それでもわずか2か月の稼動で「02年NAR最優秀牝馬…」は、
個人的に少々“わだかまり”があったのだが、この日のレースをみせられては、むしろそんな偏見と狭量が恥ずかしくなる。
牝馬とは思えぬ逞しさ。ダート向きの基礎体力とタフな心臓、何より勝負度胸が素晴らしい。
じわりと逃げたビーポジティブは1000m通過63秒7の超スロー。どうみてもこの馬が勝つ競馬だった。
それを上がり37秒7、圧倒的な爆発力で逆転した。ゴール前の弾けるような躍動感。久々に見た「どこまでも伸びていく脚」である。

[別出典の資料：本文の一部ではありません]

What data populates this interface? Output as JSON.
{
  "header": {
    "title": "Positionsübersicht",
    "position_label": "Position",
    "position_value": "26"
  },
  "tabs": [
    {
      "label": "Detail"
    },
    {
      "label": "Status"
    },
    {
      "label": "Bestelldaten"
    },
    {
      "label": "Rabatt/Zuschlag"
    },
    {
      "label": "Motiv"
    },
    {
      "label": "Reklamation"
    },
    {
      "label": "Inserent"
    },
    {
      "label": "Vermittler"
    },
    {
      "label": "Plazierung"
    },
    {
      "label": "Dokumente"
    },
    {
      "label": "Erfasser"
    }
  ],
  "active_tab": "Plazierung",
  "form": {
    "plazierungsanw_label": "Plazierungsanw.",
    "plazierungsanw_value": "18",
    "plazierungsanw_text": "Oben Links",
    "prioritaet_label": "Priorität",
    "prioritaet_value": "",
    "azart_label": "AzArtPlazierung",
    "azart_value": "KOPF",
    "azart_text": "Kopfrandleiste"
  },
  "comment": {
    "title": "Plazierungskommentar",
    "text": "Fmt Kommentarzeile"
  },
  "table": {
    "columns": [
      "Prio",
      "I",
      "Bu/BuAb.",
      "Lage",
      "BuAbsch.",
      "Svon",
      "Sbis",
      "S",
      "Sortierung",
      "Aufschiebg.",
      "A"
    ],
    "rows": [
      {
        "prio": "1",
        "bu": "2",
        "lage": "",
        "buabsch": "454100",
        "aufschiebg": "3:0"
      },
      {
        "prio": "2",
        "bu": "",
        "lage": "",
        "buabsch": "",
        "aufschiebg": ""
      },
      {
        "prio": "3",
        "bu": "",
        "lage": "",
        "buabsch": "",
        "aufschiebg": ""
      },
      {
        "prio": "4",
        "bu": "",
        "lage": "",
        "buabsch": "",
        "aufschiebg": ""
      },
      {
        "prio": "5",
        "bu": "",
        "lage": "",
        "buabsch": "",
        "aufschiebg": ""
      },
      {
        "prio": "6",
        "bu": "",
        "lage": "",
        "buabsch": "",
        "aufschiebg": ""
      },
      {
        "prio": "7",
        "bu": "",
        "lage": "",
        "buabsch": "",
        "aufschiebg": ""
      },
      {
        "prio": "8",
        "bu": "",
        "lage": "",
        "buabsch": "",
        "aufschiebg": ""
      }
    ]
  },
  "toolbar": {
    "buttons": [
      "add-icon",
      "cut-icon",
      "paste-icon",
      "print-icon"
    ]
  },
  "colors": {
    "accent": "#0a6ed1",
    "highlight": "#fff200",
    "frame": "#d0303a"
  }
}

TCK女王盃(サラ4歳上牝馬、別定、交流G3、2000m良)

◎(1)ネームヴァリュー  (54・佐藤隆) 2分06秒7
○(2)ビーポジティブ   (53・武豊)  2
 (3)アオバコリン    (52・森下)  2
△(4)オンワードセイント (54・勝浦)  首
△(5)ラヴァリーフリッグ (54・石崎隆) 3
…………………………………………………………
△(8)キミモール     (53・木幡)
▲(9)ナミ        (55・見沢)

単150円 馬複360円 馬単620円
3連複3070円 3連単7650円

当日8キロ増で499キロはデビュー以来最高体重。
「食わせて鍛える」、川島正行厩舎の一貫したポリシーが結実した典型例ともいえるだろう。
ハチきれそうなトモの筋肉。ストレートな好気合。
それでいて道中少しズブいくらいの行きっぷりは、持って生まれた利口さ、慎重さと判断したい。
あれだけの決め脚を使って最後まだまだ余裕がある。
順調なら2月26日川崎「エンプレス杯」、さらに3月30日中山「マーチS」へ。
いずれにせよ今のデキがあれば“名牝”への道はきわめて明るい。
プリエミネンスの域はすでに超え、ファストフレンド、さらにホクトベガの領域に挑戦する。
JRA時ダート経験なし。統一Gの生んだ一つの申し子でもありそうだ。

ビーポジティブはレース前“暴走”を危惧されたが、好枠にも恵まれ意外なほど折り合いがついた。
4コーナー持ったきり。しかしネームヴァリューがそれ以上の脚を使った。
結果からはハイペースで飛ばし時計勝負がベター。しかしそれではこの馬自身先につなぐものがない。微妙なところ。
武豊騎手「うまく走れました。今日は相手が強かった」。
粘って2着は十分収穫ありということだろう。
ラヴァリーフリッグは距離2000mがひと息長い。道中終始かかり気味で追ってさっぱり。
スタミナうんぬんではなく、気性が短〜マイル向きというしかない。
早めに動いたオンワードセイントは好判断だが、純粋な切れ味勝負ではこんなものか。
アオバコリンは道中じっくり構え、直線これはという瞬発力みせた。
今後統一Gの流れに慣れてくれば牝馬戦で大仕事もありそうだ。
キミモールはパドックから妙にイレ込み、久々、初コースがそのまま響いたということか。
ナミは道中馬混みにもまれ、どこか中途半端なレースで終わった。
心身両面で成長ひと息。他世代にどうリベンジするか、情勢は少し厳しい。